Similarly, the fates of Dominic and Ivy were left open; thus it is assumed that they either died in the years between "The Hollow Men" and "Epitaph One", been wiped, or were hiding in another location. However, Dominic's scenes with Adelle in "Epitaph One", in which he was taken out of the attic (which takes place after "The Hollow Men" but before the 2019 timeline established in "Epitaph One"), give the impression that he survived the wounds received in "The Hollow Men" and lived past 2010.

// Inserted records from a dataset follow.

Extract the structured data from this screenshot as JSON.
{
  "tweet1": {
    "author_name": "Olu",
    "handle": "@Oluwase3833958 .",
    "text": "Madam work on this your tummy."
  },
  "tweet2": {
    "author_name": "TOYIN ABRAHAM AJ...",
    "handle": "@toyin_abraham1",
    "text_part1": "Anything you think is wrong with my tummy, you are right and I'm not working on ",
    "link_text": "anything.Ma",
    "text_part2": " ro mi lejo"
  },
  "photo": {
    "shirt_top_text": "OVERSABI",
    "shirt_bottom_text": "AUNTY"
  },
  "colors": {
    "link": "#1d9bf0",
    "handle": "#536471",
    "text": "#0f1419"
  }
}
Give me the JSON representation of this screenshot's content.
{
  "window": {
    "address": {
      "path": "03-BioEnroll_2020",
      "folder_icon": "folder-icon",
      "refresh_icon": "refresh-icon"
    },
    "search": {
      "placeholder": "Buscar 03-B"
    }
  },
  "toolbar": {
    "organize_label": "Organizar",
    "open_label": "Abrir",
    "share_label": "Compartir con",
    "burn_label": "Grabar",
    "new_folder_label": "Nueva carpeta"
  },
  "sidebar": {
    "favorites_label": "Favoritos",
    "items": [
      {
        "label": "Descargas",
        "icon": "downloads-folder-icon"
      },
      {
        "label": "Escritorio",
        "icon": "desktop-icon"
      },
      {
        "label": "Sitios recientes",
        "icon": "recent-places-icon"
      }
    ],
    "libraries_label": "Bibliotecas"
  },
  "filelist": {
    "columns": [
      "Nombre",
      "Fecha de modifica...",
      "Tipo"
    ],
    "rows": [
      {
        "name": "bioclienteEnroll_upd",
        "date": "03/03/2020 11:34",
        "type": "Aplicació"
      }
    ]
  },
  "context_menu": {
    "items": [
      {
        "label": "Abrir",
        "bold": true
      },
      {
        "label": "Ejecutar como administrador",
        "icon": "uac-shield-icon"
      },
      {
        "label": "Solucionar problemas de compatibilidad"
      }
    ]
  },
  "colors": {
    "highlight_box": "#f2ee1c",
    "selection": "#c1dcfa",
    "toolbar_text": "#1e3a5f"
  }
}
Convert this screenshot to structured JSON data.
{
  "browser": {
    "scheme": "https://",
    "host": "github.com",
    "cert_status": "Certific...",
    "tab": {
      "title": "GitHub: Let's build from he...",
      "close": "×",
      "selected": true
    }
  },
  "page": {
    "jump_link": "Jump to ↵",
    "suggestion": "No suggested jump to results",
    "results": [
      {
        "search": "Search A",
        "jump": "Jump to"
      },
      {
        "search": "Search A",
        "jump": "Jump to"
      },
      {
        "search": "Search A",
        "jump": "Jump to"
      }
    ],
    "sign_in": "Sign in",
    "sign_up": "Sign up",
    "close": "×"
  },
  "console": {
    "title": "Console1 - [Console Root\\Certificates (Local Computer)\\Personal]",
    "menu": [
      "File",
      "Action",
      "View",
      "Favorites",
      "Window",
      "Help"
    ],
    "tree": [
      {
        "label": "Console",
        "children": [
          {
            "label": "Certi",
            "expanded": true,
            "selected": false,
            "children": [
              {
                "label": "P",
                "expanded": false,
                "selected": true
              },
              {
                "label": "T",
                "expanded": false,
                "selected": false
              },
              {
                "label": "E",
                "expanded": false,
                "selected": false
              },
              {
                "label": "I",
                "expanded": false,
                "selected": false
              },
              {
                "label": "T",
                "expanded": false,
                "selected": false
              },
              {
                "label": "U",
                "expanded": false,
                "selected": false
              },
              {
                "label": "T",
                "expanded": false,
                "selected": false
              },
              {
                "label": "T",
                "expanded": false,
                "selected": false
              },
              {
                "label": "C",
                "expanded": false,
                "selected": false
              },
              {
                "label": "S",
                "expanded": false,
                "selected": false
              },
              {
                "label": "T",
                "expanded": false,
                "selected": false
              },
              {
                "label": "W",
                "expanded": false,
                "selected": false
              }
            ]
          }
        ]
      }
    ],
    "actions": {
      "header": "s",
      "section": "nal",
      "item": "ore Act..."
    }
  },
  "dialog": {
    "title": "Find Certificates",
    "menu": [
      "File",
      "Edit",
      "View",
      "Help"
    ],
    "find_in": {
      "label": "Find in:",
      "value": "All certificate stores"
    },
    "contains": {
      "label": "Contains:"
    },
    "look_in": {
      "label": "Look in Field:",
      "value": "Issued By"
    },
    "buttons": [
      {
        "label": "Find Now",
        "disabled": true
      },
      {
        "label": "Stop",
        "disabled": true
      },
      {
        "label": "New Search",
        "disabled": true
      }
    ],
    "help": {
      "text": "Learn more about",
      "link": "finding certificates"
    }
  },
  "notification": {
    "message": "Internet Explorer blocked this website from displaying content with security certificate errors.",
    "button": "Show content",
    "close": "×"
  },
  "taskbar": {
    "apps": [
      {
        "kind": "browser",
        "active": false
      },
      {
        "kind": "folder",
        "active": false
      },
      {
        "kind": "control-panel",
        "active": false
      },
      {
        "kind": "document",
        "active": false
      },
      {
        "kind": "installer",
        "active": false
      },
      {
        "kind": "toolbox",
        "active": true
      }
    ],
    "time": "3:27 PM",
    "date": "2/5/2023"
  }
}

The scene in which Echo imprints herself with Ballard raises some questions. During the episode, Alpha asks Adelle for a favor. This favor is never revealed on screen. As Echo talks to Ballard, she mentions she is letting Ballard "in", a reference to what Ballard was saying earlier. It is implied that Alpha mapped Ballard's imprint from his own brain and left it on the chair for Echo to find, although it is possible that the wedge left is the one Topher reconstructed to save Ballard.

==Casting==
- Although credited, Harry Lennix does not appear in this episode.
- Rossum executive Clive Ambrose, previously played by Philip Casnoff, is shown in a new body portrayed by Nate Dushku, Eliza Dushku's older brother. Matthew Harding, played by recurring actor Keith Carradine, is now portrayed by Noah Harpster.
- Episode co-writers Maurissa Tancharoen and Jed Whedon make appearances in the episode. Tancharoen appears as Active Kilo in her third appearance, and Whedon in a non-speaking role during the dinner sequence at Safe Haven.

==Reception==
===Viewership===
This episode was watched by 2.16 million viewers, up from the previous episode.

===Reviews===
Rachel Reitsleff from iF Magazine said, overall the episode "wraps everything up, not perfectly, but satisfactorily and, for the most part, with surprisingly good heart." She goes onto say "surprising amount of genuine sweetness", citing the "human frisson finally generated between Paul and Echo and an honest to goodness happy ending for true lovers Priya and Anthony. Kranz is honestly heartbreaking as the shattered Topher, Williams is warmly protective of him and everybody does a fine job." Rachel also praises the director, David Solomon, citing his use of lighting with the night time battle in Los Angeles. She also praises the writers, again citing the downfall of having to fit so much of the storyline into just one episode. Eric Goldman of IGN gave the episode a 7.3. He said "Dollhouse is over, and I can't say I'm exactly in anguish over its loss." He noted that "The Hollow Men" was the episode that wrapped up the storylines and that a return to the future was "a very cool, intriguing installment of the show". However he also said that the episode was silly and "suffered from way too much invented slang and "future speak", that felt forced and awkward. Hearing someone [sic] things like "Log off!" sounds silly when it's in the context of a world that shouldn't be that out of our reach."